La Casa di Vetro

L'Uomo delle Liste passo' dalla casa sul fiume alla casa di vetro.

La casa aveva 4 grandi finestroni che coprivano un'intera parete e un quarto della parete attigua. Anche la porta era di vetro! Era un vetro con un doppio strato rinforzato anche da una striscia metallica al centro. Ma insomma era sempre vetro e non c'erano inferriate a proteggere il tutto.

Era tutto ricavato da un vecchio capannone industriale e la grande altezza del tetto aveva permesso la creazione di un soppalco con la zona notte. Questa era raggiungibile con una scala e protetta da un separe'.

Il tutto dava all'appartamento (al pianterreno) un aspetto luminoso di loft ma anche claustrofobico perche' non si vedeva l'esterno (d'altronde squallido: una zona industriale riqualificata). Il bagno era l'unico ambiente ricavato a parte ed aveva una presa d'aria direttamente sulla strada. Il resto era un'unico ambiente con una specie di totem (in effetti un armadio vuoto) davanti la porta per proteggerlo dalla vista dei passanti.

Tutto questo per L'Uomo delle Liste era molto rassicurante:infatti il tutto ricordava Panic Room con Jodie Foster dove una famiglia appena trasferitasi in un nuovo edificio viene assalita da un gruppo di malfattori.

Una trama perfetta per Jodie Foster madre coraggio (che usa una camera fortificata per proteggere la figlia) ma non per l'Uomo delle Liste. Che infatti la prima notte la passo' col cuore in gola a sorvegliare la scala e ad accertarsi che i rumori non provenissero da tentativi di effrazione.
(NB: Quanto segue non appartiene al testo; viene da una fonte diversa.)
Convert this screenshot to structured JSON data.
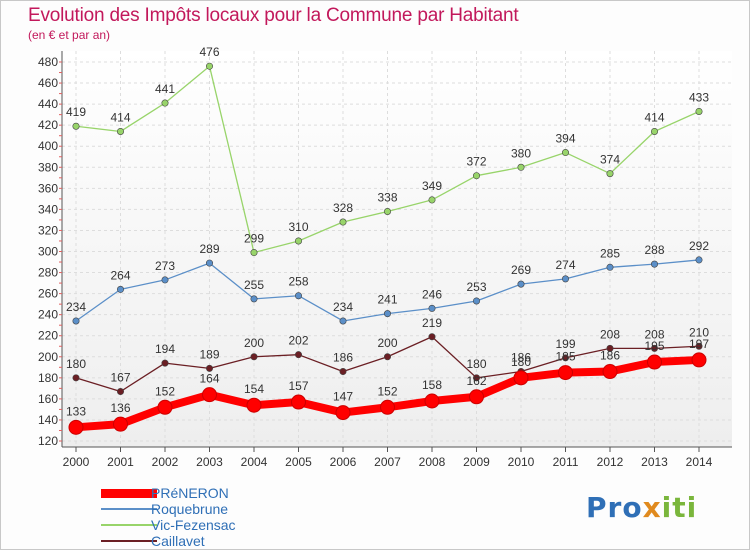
{
  "chart_data": {
    "type": "line",
    "title": "Evolution des Impôts locaux pour la Commune par Habitant",
    "subtitle": "(en € et par an)",
    "x": [
      "2000",
      "2001",
      "2002",
      "2003",
      "2004",
      "2005",
      "2006",
      "2007",
      "2008",
      "2009",
      "2010",
      "2011",
      "2012",
      "2013",
      "2014"
    ],
    "ylim": [
      120,
      480
    ],
    "yticks": [
      120,
      140,
      160,
      180,
      200,
      220,
      240,
      260,
      280,
      300,
      320,
      340,
      360,
      380,
      400,
      420,
      440,
      460,
      480
    ],
    "grid": true,
    "legend_position": "bottom-left",
    "series": [
      {
        "name": "PRéNERON",
        "color": "#ff0000",
        "values": [
          133,
          136,
          152,
          164,
          154,
          157,
          147,
          152,
          158,
          162,
          180,
          185,
          186,
          195,
          197
        ]
      },
      {
        "name": "Roquebrune",
        "color": "#5b8fc8",
        "values": [
          234,
          264,
          273,
          289,
          255,
          258,
          234,
          241,
          246,
          253,
          269,
          274,
          285,
          288,
          292
        ]
      },
      {
        "name": "Vic-Fezensac",
        "color": "#98d46a",
        "values": [
          419,
          414,
          441,
          476,
          299,
          310,
          328,
          338,
          349,
          372,
          380,
          394,
          374,
          414,
          433
        ]
      },
      {
        "name": "Caillavet",
        "color": "#6b1f24",
        "values": [
          180,
          167,
          194,
          189,
          200,
          202,
          186,
          200,
          219,
          180,
          186,
          199,
          208,
          208,
          210
        ]
      }
    ]
  },
  "brand": {
    "p1": "Pro",
    "p2": "x",
    "p3": "iti"
  }
}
Ma non aveva camere cassaforte dove nascondersi: l'unica difesa che aveva trovato era il televisore col suono al massimo che avrebbe potuto accendere dal letto col telecomando in caso di necessita'.

Nei giorni successivi non essendo successo niente, si era un po' rilassato.

Ecco una parte del viaggio davvero interessante. E per fortuna di corta durata.